You see, the old man was a night soil slave.
And the job of a night soil slave was to haul the waste from every miner's cell, from every corner where men relieved themselves in this underground hell. To carry buckets of human filth through tunnels that never saw sunlight, dumping it all into cesspit holes carved from abandoned mine shafts.
He was, in the most literal sense, a shit collector.
The bottom rung of a ladder that descended straight into the abyss.
Night soil slave was the job they gave to the weak and the old-men whose backs had snapped under the weight of pickaxes, whose arms could no longer swing true against stone. Better to make them useful hauling waste than let them die eating bread they couldn't earn. The Empire was nothing if not efficient with its cruelties.
The old man would have gladly traded his breath for silence, would have embraced death like a long-lost lover. But he couldn't bring himself to take that final step into darkness.
Coward, that's what he was.
More than that-he was terrified of what waited beyond. Lord Vessa might be merciful, but suicide was still a sin that stained the soul black. Better to endure this hell than risk an eternity of something worse.
So here he sat, hauling shit until his body gave out naturally. The gods surely had a sense of humor.
-Click, step, drag!
Just then, he heard the sound, a distinctive three-beat shuffle that had become very familiar over the past weeks. The old man looked up through rheumy eyes to see a figure emerge from the shadows-bald head gleaming in the Winker-light, leather eyepatch dark as a wound, that twisted smile full of gaps where teeth used to live. A man who was not that much better in appearance when compared to himself.
Russ.
"Still talking to gods who can't hear you, old man?" Russ leaned on his walking stick, that blood-red eye studying the hunched figure with something that might have been pity. Or amusement.

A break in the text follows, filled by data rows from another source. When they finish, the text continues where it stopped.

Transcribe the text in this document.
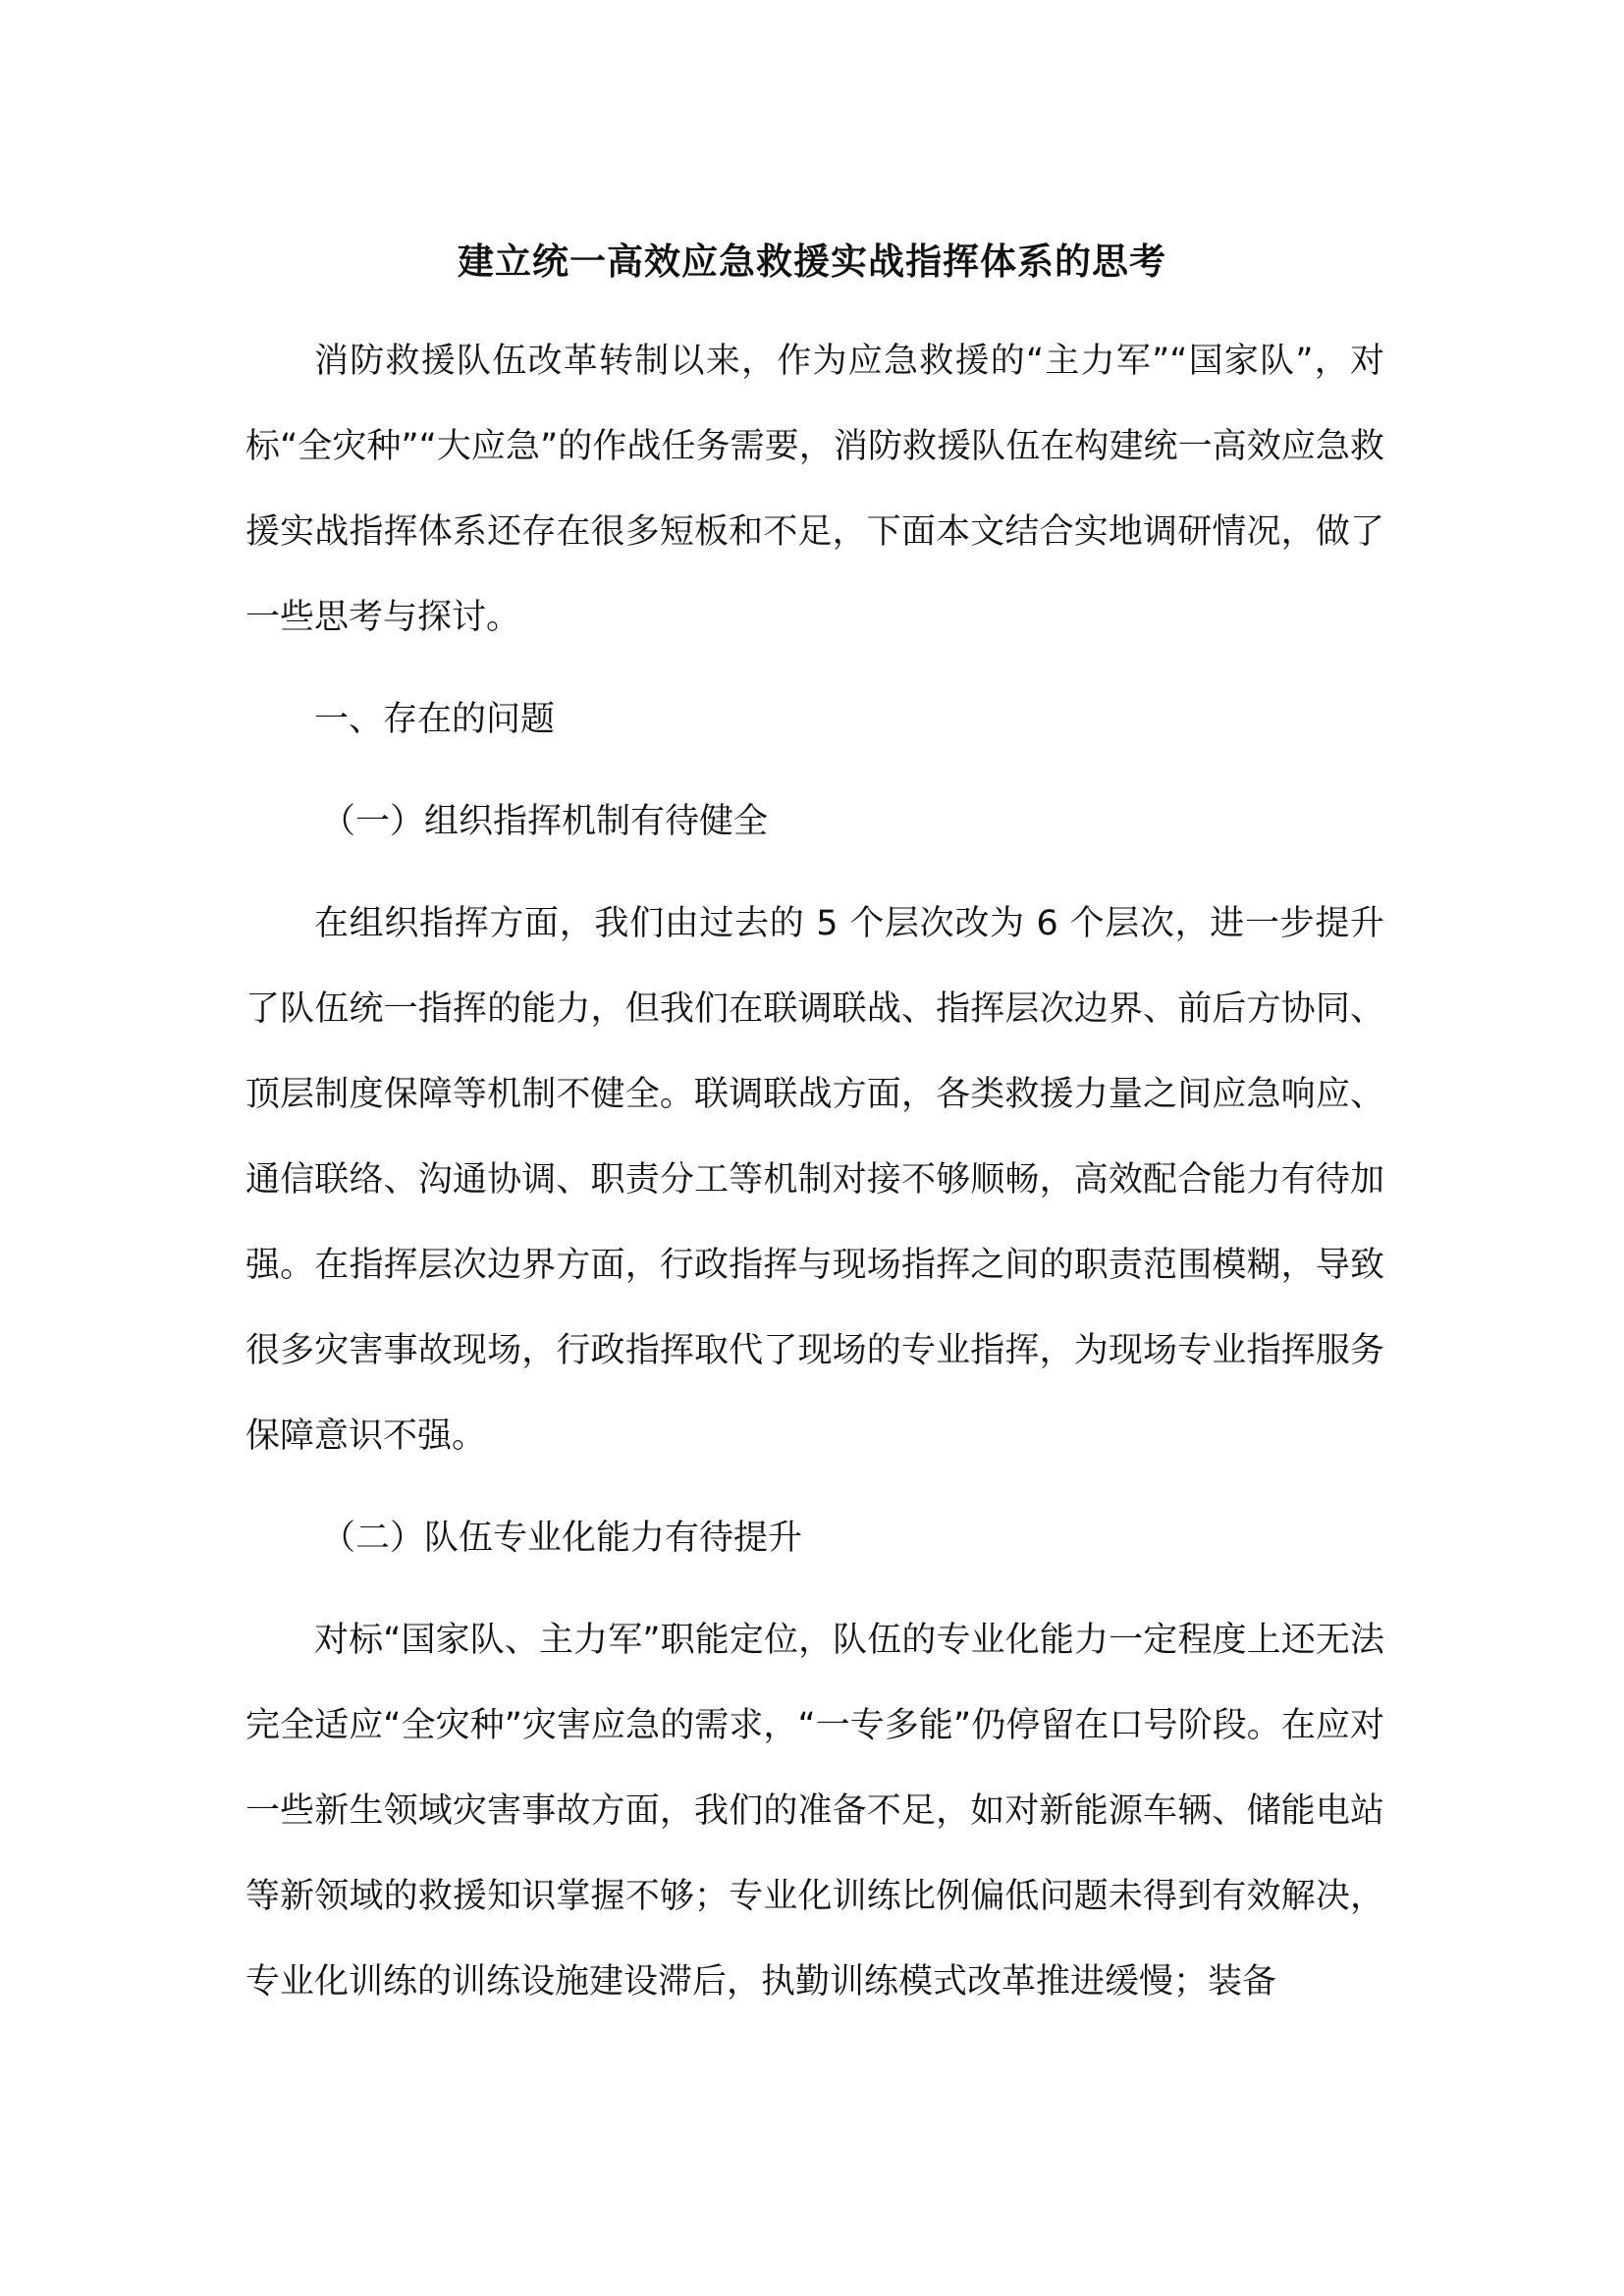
建立统一高效应急救援实战指挥体系的思考

消防救援队伍改革转制以来，作为应急救援的“主力军”“国家队”，对标“全灾种”“大应急”的作战任务需要，消防救援队伍在构建统一高效应急救援实战指挥体系还存在很多短板和不足，下面本文结合实地调研情况，做了一些思考与探讨。

一、存在的问题

（一）组织指挥机制有待健全

在组织指挥方面，我们由过去的 5 个层次改为 6 个层次，进一步提升了队伍统一指挥的能力，但我们在联调联战、指挥层次边界、前后方协同、顶层制度保障等机制不健全。联调联战方面，各类救援力量之间应急响应、通信联络、沟通协调、职责分工等机制对接不够顺畅，高效配合能力有待加强。在指挥层次边界方面，行政指挥与现场指挥之间的职责范围模糊，导致很多灾害事故现场，行政指挥取代了现场的专业指挥，为现场专业指挥服务保障意识不强。

（二）队伍专业化能力有待提升

对标“国家队、主力军”职能定位，队伍的专业化能力一定程度上还无法完全适应“全灾种”灾害应急的需求，“一专多能”仍停留在口号阶段。在应对一些新生领域灾害事故方面，我们的准备不足，如对新能源车辆、储能电站等新领域的救援知识掌握不够；专业化训练比例偏低问题未得到有效解决，专业化训练的训练设施建设滞后，执勤训练模式改革推进缓慢；装备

Hard to tell with a face that ruined.
"Lord Vessa hears all prayers," the old man wheezed, clutching his bucket tighter.
"Does he now?" Russ's laugh whistled through his broken teeth. "If your Lord Vessa is so merciful, why hasn't he lifted you from this misery? Has it been ten years? Twenty? You're still hauling buckets of piss and shit."
The old man's spine straightened as much as it could manage-which wasn't much. "The Lord works in mysterious ways. His mercy-"
"His mercy?" Russ stepped closer, his walking stick clicking against stone. "What mercy is there in letting a man rot alive? In forcing him to carry the filth of others until his body breaks completely? Perhaps your lord is deaf."
"You speak blasphemy," the old man said, but his voice carried less conviction than before. "Lord Vessa embraces all who come to him with pure hearts. He tests us, yes, but only to make our souls worthy of-"
"Worthy?" The word came out sharp as a blade. "Look at yourself, old man. Look at what you've become in service to your merciful god. Is this worthiness? This slow decay, while you beg for death you're too afraid to take?"
The old man's mouth opened and closed like a fish gasping on dry land. The bucket trembled in his grip.
Russ studied him for a long moment, that bloodshot eye unblinking. Then, slowly, he extended his scarred hand toward the hunched figure.
"But perhaps you're right about one thing," he said quietly. "Perhaps Lord Vessa does work in mysterious ways."
The old man stared at the outstretched hand as if it were a serpent ready to strike.
"Maybe," Russ continued, his voice dropping to barely above a whisper, "your merciful god has finally sent someone to free you from this burden."
The old man looked at the wooden box held in his grasp, but if he had seen Russ' face, he would have known how the devil smiled!